Reindeer have a polyphasic activity pattern with bursts occurring during both day and night.
The number of activity peaks varies from 4–6 in the winter with 6 h of daylight to 6–9 in the summer with continuous daylight. The increase in the number of activity peaks is brought about by a splitting of the evening activity peak, thereby creating an increasing number of peaks with gradually shorter frequencies.
Sunrise and sunset act as \lssetpoints\rs for activity, separating it into a diurnal and a nocturnal phase. Since diurnal activity predominates, the reindeer is essentially a diurnal animal.

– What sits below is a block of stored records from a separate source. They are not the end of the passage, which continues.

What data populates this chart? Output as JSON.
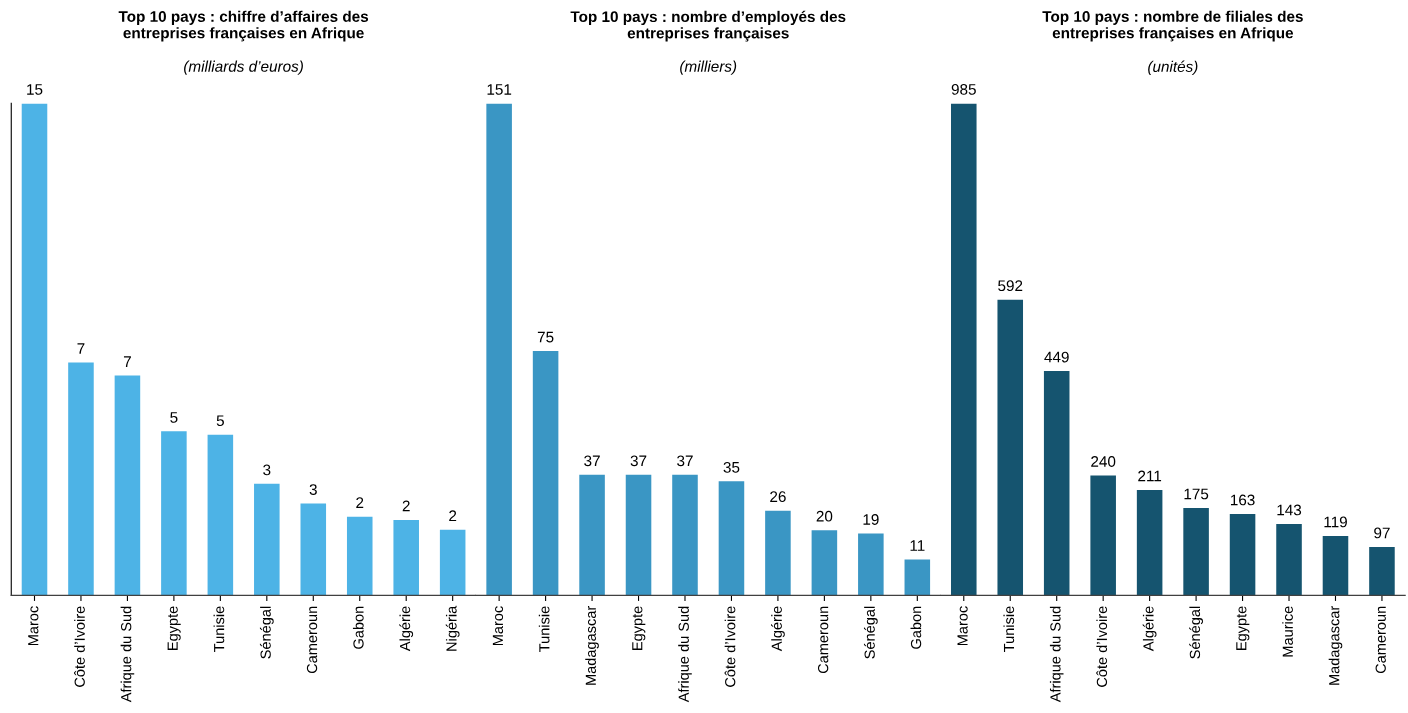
{
  "chart_data": [
    {
      "type": "bar",
      "title": "Top 10 pays : chiffre d’affaires des\nentreprises françaises en Afrique",
      "subtitle": "(milliards d’euros)",
      "categories": [
        "Maroc",
        "Côte d’Ivoire",
        "Afrique du Sud",
        "Egypte",
        "Tunisie",
        "Sénégal",
        "Cameroun",
        "Gabon",
        "Algérie",
        "Nigéria"
      ],
      "values": [
        15,
        7.1,
        6.7,
        5.0,
        4.9,
        3.4,
        2.8,
        2.4,
        2.3,
        2.0
      ],
      "value_labels": [
        "15",
        "7",
        "7",
        "5",
        "5",
        "3",
        "3",
        "2",
        "2",
        "2"
      ],
      "color": "#4db3e6"
    },
    {
      "type": "bar",
      "title": "Top 10 pays : nombre d’employés des\nentreprises françaises",
      "subtitle": "(milliers)",
      "categories": [
        "Maroc",
        "Tunisie",
        "Madagascar",
        "Egypte",
        "Afrique du Sud",
        "Côte d’Ivoire",
        "Algérie",
        "Cameroun",
        "Sénégal",
        "Gabon"
      ],
      "values": [
        151,
        75,
        37,
        37,
        37,
        35,
        26,
        20,
        19,
        11
      ],
      "data_labels": true,
      "color": "#3a96c4"
    },
    {
      "type": "bar",
      "title": "Top 10 pays : nombre de filiales des\nentreprises françaises en Afrique",
      "subtitle": "(unités)",
      "categories": [
        "Maroc",
        "Tunisie",
        "Afrique du Sud",
        "Côte d’Ivoire",
        "Algérie",
        "Sénégal",
        "Egypte",
        "Maurice",
        "Madagascar",
        "Cameroun"
      ],
      "values": [
        985,
        592,
        449,
        240,
        211,
        175,
        163,
        143,
        119,
        97
      ],
      "data_labels": true,
      "color": "#15546f"
    }
  ]
}
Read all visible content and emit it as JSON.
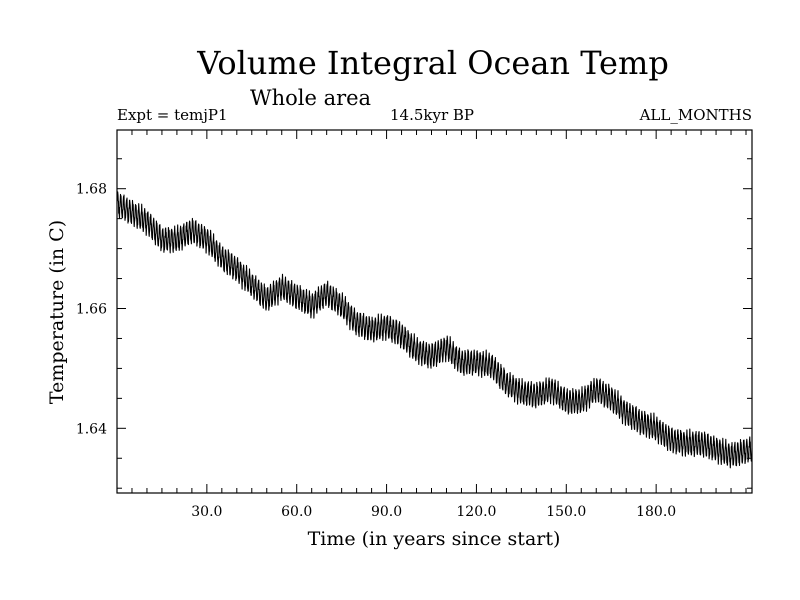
{
  "chart_data": {
    "type": "line",
    "title": "Volume Integral Ocean Temp",
    "subtitle": "Whole area",
    "experiment_label": "Expt = temjP1",
    "period_label": "14.5kyr BP",
    "months_label": "ALL_MONTHS",
    "xlabel": "Time (in years since start)",
    "ylabel": "Temperature (in C)",
    "xlim": [
      0,
      212
    ],
    "ylim": [
      1.6292,
      1.6898
    ],
    "x_ticks": [
      30,
      60,
      90,
      120,
      150,
      180
    ],
    "x_tick_labels": [
      "30.0",
      "60.0",
      "90.0",
      "120.0",
      "150.0",
      "180.0"
    ],
    "y_ticks": [
      1.64,
      1.66,
      1.68
    ],
    "y_tick_labels": [
      "1.64",
      "1.66",
      "1.68"
    ],
    "grid": false,
    "series": [
      {
        "name": "Volume integral ocean temperature",
        "seasonal_amplitude": 0.0018,
        "x": [
          0,
          5,
          10,
          15,
          20,
          25,
          30,
          35,
          40,
          45,
          50,
          55,
          60,
          65,
          70,
          75,
          80,
          85,
          90,
          95,
          100,
          105,
          110,
          115,
          120,
          125,
          130,
          135,
          140,
          145,
          150,
          155,
          160,
          165,
          170,
          175,
          180,
          185,
          190,
          195,
          200,
          205,
          212
        ],
        "values": [
          1.6775,
          1.676,
          1.6745,
          1.6715,
          1.6715,
          1.673,
          1.6715,
          1.6685,
          1.6665,
          1.664,
          1.6615,
          1.6635,
          1.662,
          1.6605,
          1.6625,
          1.6605,
          1.6575,
          1.6565,
          1.657,
          1.6555,
          1.653,
          1.652,
          1.6535,
          1.651,
          1.651,
          1.6505,
          1.6475,
          1.646,
          1.6455,
          1.6465,
          1.6445,
          1.6445,
          1.6465,
          1.645,
          1.6425,
          1.641,
          1.64,
          1.638,
          1.6375,
          1.6375,
          1.6365,
          1.6355,
          1.6365
        ]
      }
    ]
  }
}
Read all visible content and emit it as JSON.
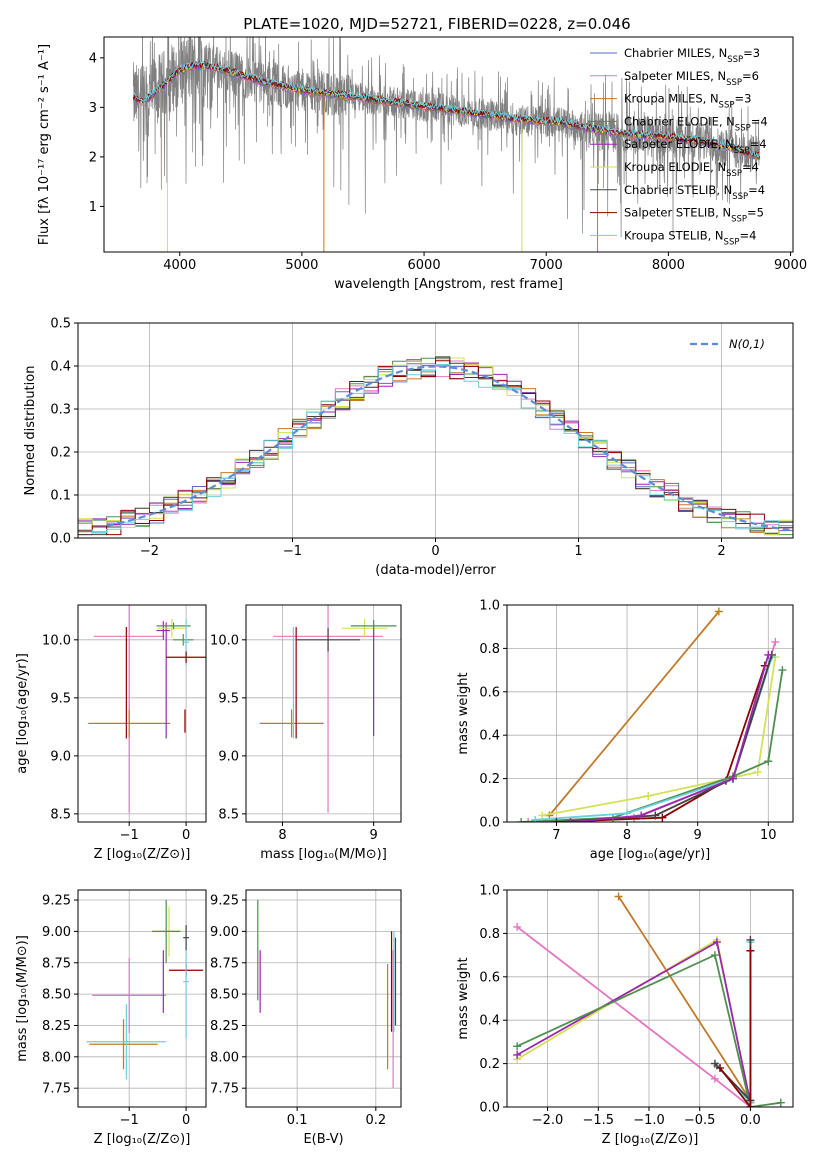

Increasing daylength causes diurnal activity to increase in a 1:1 fashion while the ratio of night length to nocturnal activity is close to 1:0.5. This causes the total amount of activity over 24 h to change with photoperiod.
Food consumption was about 30% lower in winter than in summer and varied in accordance with the changes in the activity pattern
The time spent ruminating between meals was longer in winter than in summer, thus the winter activity pattern consisted of relatively few activity periods and long periods of rumination, unlike the summer pattern which was made up of large numbers of activity peaks with a shorter rumination time.
Rumination showed a rhythmical pattern within the single resting period. Reindeer were found to perform one to several bouts of rumination, each lasting approximately 50 min.
It is concluded that the activity pattern and the amount of activity is regulated mainly by changes in light-dark conditions. Photoperiod is presumed to provide the proximate factor governing the seasonal variations of energy intake in reindeer.